Girland regarded the big room with its two uncurtained windows that overlooked the roofs, the chimneys and the television aerials of Paris. At the far end of the room was a kitchen sink and an ancient gas cooker. There was a big radio and gramophone against another wall. A wardrobe and a bookcase with American and French paperbacks completed the furnishing.

Girland, lean, tall and dark, wrinkled his nose. What a hole! he thought. What it needs is a coat of paint, a vase of long-stemmed roses and an erotic blonde with a Bardot body, but right now I would settle for the blonde.

He got up and walked to the open window and stared out at the black, glistening roofs. Rain was still coming steadily. In the far distance he saw a flash of lightning. Shrugging, he was moving to the radio in the hope that there was something on he could listen to when the front door bell rang.

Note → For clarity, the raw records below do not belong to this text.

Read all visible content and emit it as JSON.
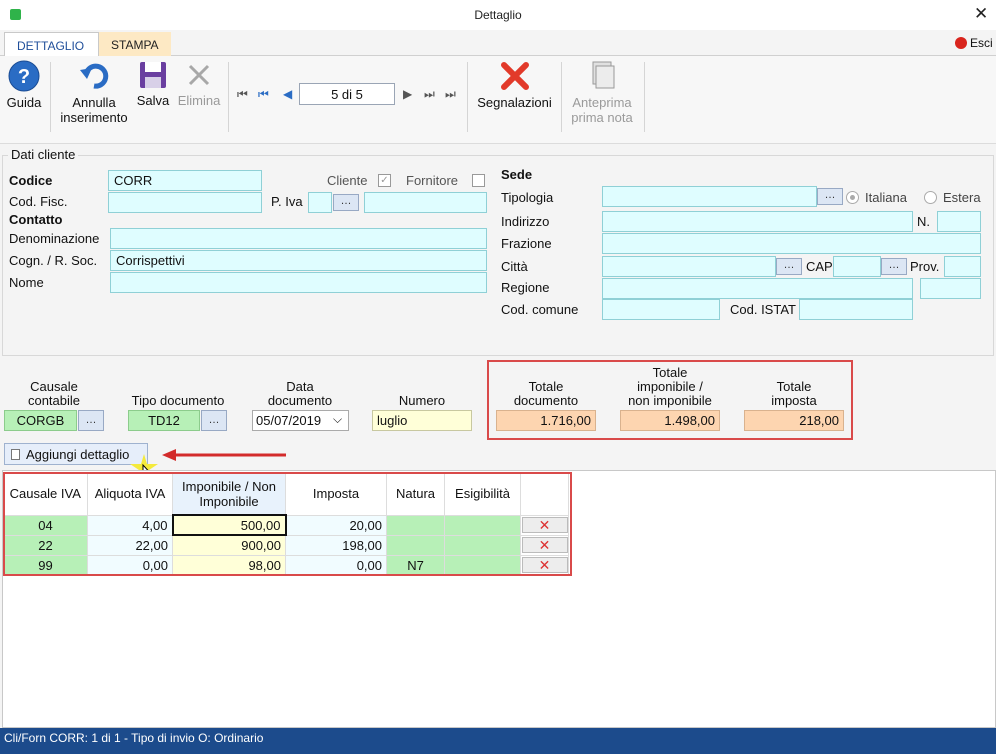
{
  "window": {
    "title": "Dettaglio"
  },
  "tabs": [
    {
      "label": "DETTAGLIO"
    },
    {
      "label": "STAMPA"
    }
  ],
  "esci_label": "Esci",
  "toolbar": {
    "guida": "Guida",
    "annulla": "Annulla",
    "annulla2": "inserimento",
    "salva": "Salva",
    "elimina": "Elimina",
    "record_nav": "5 di 5",
    "segnalazioni": "Segnalazioni",
    "anteprima": "Anteprima",
    "anteprima2": "prima nota"
  },
  "dati_cliente": {
    "legend": "Dati cliente",
    "codice_label": "Codice",
    "codice_value": "CORR",
    "cliente_label": "Cliente",
    "fornitore_label": "Fornitore",
    "cod_fisc_label": "Cod. Fisc.",
    "piva_label": "P. Iva",
    "contatto_label": "Contatto",
    "denominazione_label": "Denominazione",
    "cognome_label": "Cogn. / R. Soc.",
    "cognome_value": "Corrispettivi",
    "nome_label": "Nome"
  },
  "sede": {
    "title": "Sede",
    "tipologia_label": "Tipologia",
    "italiana_label": "Italiana",
    "estera_label": "Estera",
    "indirizzo_label": "Indirizzo",
    "n_label": "N.",
    "frazione_label": "Frazione",
    "citta_label": "Città",
    "cap_label": "CAP",
    "prov_label": "Prov.",
    "regione_label": "Regione",
    "cod_comune_label": "Cod. comune",
    "cod_istat_label": "Cod. ISTAT"
  },
  "documento": {
    "causale_label_1": "Causale",
    "causale_label_2": "contabile",
    "causale_value": "CORGB",
    "tipo_label": "Tipo documento",
    "tipo_value": "TD12",
    "data_label_1": "Data",
    "data_label_2": "documento",
    "data_value": "05/07/2019",
    "numero_label": "Numero",
    "numero_value": "luglio",
    "tot_doc_label_1": "Totale",
    "tot_doc_label_2": "documento",
    "tot_doc_value": "1.716,00",
    "tot_imp_label_1": "Totale",
    "tot_imp_label_2": "imponibile /",
    "tot_imp_label_3": "non imponibile",
    "tot_imp_value": "1.498,00",
    "tot_iva_label_1": "Totale",
    "tot_iva_label_2": "imposta",
    "tot_iva_value": "218,00"
  },
  "aggiungi_label": "Aggiungi dettaglio",
  "grid": {
    "headers": {
      "causale": "Causale IVA",
      "aliquota": "Aliquota IVA",
      "imponibile_1": "Imponibile / Non",
      "imponibile_2": "Imponibile",
      "imposta": "Imposta",
      "natura": "Natura",
      "esigibilita": "Esigibilità"
    },
    "rows": [
      {
        "causale": "04",
        "aliquota": "4,00",
        "imponibile": "500,00",
        "imposta": "20,00",
        "natura": "",
        "esigibilita": ""
      },
      {
        "causale": "22",
        "aliquota": "22,00",
        "imponibile": "900,00",
        "imposta": "198,00",
        "natura": "",
        "esigibilita": ""
      },
      {
        "causale": "99",
        "aliquota": "0,00",
        "imponibile": "98,00",
        "imposta": "0,00",
        "natura": "N7",
        "esigibilita": ""
      }
    ]
  },
  "status": {
    "line1": "Cli/Forn CORR: 1 di 1 - Tipo di invio O: Ordinario"
  },
  "colors": {
    "accent": "#1c4b8c",
    "highlight_red": "#d94a4a",
    "field_cyan": "#dffdff"
  }
}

He looked at the door, cocking his left eyebrow, then he crossed the room and peered through the tiny peephole at the two men standing in the passage. He recognised the military raincoats and the snap-brimmed hats and he hesitated, his brain Suddenly very alert.

Then he relaxed and grinned. Probably an identity card check, he thought. These guys have very little to do with themselves except to be a nuisance. It seemed a long time now since he had had callers from the Central Intelligence Agency. Who knows? Dorey might have had a heart attack. He might even have left him something in his will. He opened the door.